| Ill. App. Ct. | Feb 14, 1893

Opinion of the Court, Gary, P. J.

The appellant is a corporation occupying extensive premises, and doing a large business, as a merchant. The appellee testified that one of the saleswomen accused the appellee of taking a scarf that did not belong to her. Managers o the store came, and the appellee testified that one of them put his hand upon her shoulder, and told her to go to the office, or to go up stairs. The office was up stairs. She, in fact, did go to the office, and there remained for some considerable time of her own volition, as she testified, because the scarf in dispute was her own, and she wanted it delivered to her.

There is no error in the case, other than refusing a new trial which ought to have been granted. There can be no pretense that there was any malice in the case, nor any violence.

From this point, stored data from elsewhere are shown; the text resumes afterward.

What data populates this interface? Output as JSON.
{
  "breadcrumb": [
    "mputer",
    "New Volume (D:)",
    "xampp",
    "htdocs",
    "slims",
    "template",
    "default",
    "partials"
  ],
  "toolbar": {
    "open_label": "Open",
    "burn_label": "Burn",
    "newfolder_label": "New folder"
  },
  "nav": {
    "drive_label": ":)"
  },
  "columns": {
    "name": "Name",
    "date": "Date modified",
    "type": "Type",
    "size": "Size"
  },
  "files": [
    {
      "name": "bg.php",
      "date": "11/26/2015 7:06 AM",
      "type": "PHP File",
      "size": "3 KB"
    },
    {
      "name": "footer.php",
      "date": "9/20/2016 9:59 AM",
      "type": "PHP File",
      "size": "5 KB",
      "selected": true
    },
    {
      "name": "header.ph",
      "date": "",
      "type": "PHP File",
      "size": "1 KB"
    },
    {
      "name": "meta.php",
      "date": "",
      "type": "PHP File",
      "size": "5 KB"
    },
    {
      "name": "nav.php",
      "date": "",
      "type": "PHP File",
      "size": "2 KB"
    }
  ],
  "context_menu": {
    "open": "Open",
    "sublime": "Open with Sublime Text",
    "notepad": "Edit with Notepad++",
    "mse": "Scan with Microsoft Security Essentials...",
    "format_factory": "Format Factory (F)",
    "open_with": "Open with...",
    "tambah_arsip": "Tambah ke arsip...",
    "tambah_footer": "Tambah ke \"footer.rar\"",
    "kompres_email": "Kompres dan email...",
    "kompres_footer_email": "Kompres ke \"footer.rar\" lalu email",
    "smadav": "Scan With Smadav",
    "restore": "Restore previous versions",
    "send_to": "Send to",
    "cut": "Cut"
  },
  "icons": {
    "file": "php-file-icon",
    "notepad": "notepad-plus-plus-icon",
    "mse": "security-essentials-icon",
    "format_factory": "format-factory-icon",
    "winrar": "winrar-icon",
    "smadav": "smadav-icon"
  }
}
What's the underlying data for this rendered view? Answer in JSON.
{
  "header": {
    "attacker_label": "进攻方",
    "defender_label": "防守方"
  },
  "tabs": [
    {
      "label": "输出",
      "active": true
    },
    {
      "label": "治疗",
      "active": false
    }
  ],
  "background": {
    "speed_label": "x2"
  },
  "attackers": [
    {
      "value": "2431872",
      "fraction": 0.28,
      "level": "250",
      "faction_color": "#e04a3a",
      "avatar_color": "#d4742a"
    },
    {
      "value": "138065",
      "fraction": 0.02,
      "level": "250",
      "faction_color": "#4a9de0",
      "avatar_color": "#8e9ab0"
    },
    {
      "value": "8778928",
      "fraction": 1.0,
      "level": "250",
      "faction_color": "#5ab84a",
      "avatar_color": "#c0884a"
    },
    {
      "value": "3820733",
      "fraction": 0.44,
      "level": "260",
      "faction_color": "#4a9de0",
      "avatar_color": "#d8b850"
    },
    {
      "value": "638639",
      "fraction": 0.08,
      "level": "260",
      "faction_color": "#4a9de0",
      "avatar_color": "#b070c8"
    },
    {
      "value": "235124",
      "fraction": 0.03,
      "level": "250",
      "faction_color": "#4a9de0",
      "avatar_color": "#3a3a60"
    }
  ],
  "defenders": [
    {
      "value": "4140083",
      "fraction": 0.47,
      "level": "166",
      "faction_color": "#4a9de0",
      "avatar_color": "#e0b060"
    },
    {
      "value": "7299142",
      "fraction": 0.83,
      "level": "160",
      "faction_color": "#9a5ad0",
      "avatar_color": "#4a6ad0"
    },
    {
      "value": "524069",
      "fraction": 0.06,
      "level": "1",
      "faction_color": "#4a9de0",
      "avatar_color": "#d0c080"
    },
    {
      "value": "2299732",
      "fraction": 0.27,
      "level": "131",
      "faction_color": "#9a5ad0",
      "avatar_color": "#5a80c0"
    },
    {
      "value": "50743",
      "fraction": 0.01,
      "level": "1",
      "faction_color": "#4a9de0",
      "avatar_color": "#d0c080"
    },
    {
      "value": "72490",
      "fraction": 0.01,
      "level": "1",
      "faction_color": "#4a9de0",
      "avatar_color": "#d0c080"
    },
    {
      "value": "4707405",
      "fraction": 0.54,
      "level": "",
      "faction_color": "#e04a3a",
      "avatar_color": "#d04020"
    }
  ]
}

The suit is for false imprisonment. On the whole evidence whether there was, on the most technical doctrine, any imprisonment at all, is debatable. The appellee alleges very serious consequences to her health in consequence of her excitement. Iiow much of that is to be laid to herself we wifi not discuss.

The damages for which judgment was entered are $1,000, and one of the grounds assigned in the motion for a new trial, is that they are excessive.

Some incautious remarks of the court may have contributed to enhance the damages. It is common knowledge that shop-keepers are constantly plundered by shop-lifters, and an innocent mistake, accompanied by no circumstances of indignity beyond making the mistake, should not be so heavily punished.

The judgment is reversed and the cause remanded.